抄録
はじめに:経皮的心外導管穿刺を用いアブレーションを行った症例の成績,手技上の問題点を報告する.
対象と方法:対象は2012年8月〜2013年9月に行った4例.患者背景,心外導管穿刺,アブレーション治療の問題点,治療成績について検討した.

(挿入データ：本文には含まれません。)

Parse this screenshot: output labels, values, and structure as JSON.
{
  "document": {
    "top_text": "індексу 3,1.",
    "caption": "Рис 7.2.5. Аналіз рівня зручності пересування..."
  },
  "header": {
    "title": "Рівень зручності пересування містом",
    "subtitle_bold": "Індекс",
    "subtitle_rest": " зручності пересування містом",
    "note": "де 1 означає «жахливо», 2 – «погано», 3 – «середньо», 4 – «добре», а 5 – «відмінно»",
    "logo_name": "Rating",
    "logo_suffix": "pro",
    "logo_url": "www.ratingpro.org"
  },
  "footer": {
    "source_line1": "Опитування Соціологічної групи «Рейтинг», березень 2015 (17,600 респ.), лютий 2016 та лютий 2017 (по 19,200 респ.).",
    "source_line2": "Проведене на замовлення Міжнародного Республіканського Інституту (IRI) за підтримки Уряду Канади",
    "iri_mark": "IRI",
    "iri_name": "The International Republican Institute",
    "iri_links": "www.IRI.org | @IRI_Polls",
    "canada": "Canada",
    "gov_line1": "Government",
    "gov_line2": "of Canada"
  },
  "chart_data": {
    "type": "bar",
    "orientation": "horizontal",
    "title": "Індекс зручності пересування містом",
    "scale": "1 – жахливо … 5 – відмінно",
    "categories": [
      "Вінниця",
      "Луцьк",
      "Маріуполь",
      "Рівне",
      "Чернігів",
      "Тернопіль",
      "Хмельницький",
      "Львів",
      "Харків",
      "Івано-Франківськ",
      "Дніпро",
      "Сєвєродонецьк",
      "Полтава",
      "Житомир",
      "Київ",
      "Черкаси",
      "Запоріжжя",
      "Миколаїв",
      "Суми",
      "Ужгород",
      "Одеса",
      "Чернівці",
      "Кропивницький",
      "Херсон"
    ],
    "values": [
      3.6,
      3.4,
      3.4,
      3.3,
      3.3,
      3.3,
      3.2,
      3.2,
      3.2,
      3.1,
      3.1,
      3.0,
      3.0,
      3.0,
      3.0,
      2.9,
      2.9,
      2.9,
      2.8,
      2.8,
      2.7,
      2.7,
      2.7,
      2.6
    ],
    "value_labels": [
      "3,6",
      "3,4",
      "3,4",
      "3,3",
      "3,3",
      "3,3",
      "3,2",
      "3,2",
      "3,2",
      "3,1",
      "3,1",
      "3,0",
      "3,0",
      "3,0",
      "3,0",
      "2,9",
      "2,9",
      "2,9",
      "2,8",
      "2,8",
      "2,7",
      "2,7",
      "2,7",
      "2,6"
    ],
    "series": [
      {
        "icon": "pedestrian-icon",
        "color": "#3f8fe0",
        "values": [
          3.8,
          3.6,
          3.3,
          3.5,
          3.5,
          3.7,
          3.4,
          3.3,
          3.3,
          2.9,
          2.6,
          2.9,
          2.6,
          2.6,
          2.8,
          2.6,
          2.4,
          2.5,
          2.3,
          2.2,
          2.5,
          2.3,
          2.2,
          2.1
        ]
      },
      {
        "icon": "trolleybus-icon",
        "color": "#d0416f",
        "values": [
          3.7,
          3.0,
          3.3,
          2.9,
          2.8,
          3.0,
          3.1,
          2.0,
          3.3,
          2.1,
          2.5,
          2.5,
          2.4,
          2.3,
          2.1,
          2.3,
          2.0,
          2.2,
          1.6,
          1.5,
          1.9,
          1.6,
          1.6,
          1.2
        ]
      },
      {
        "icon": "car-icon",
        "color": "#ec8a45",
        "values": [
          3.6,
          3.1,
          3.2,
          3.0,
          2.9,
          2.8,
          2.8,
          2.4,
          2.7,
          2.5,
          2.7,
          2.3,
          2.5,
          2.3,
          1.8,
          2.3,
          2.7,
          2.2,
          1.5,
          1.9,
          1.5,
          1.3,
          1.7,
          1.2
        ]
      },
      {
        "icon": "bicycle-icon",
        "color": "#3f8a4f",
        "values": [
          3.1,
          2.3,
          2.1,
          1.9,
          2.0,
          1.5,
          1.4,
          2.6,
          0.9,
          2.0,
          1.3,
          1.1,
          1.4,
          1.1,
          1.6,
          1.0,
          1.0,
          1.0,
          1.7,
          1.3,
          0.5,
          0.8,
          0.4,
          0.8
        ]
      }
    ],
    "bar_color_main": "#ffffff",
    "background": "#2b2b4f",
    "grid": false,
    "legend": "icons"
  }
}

結果:アブレーション時の年齢は13〜19歳,診断は無脾症・単心室が3例,僧帽弁閉鎖・両大血管右室起始症が1例,治療した不整脈は潜在性房室副伝導路に伴う房室リエントリー性頻拍,重複房室結節が関与する頻拍と潜在性房室副伝導路に伴う房室リエントリー性頻拍,心房内回帰性頻拍,接合部頻拍であった.全例治療は成功した.Fontan手術から導管穿刺までの期間は3〜12年であった.心外導管の屈曲の角度が小さい症例,リング付人工血管の症例は穿刺に難渋した.またロングシースの外筒の挿入には工夫が必要であり,心房内回帰性頻拍,接合部頻拍など難易度が高い不整脈では治療に難渋した.
結語:心外導管を用いたFontan手術後に,経皮的心外導管穿刺にてアブレーションが成功した4例を経験した.今後増加するFontan術後の不整脈に対して新しい治療法となり得ると考えられる.今後は安全性の確立,手技上の問題点の対処法について明らかにしていく.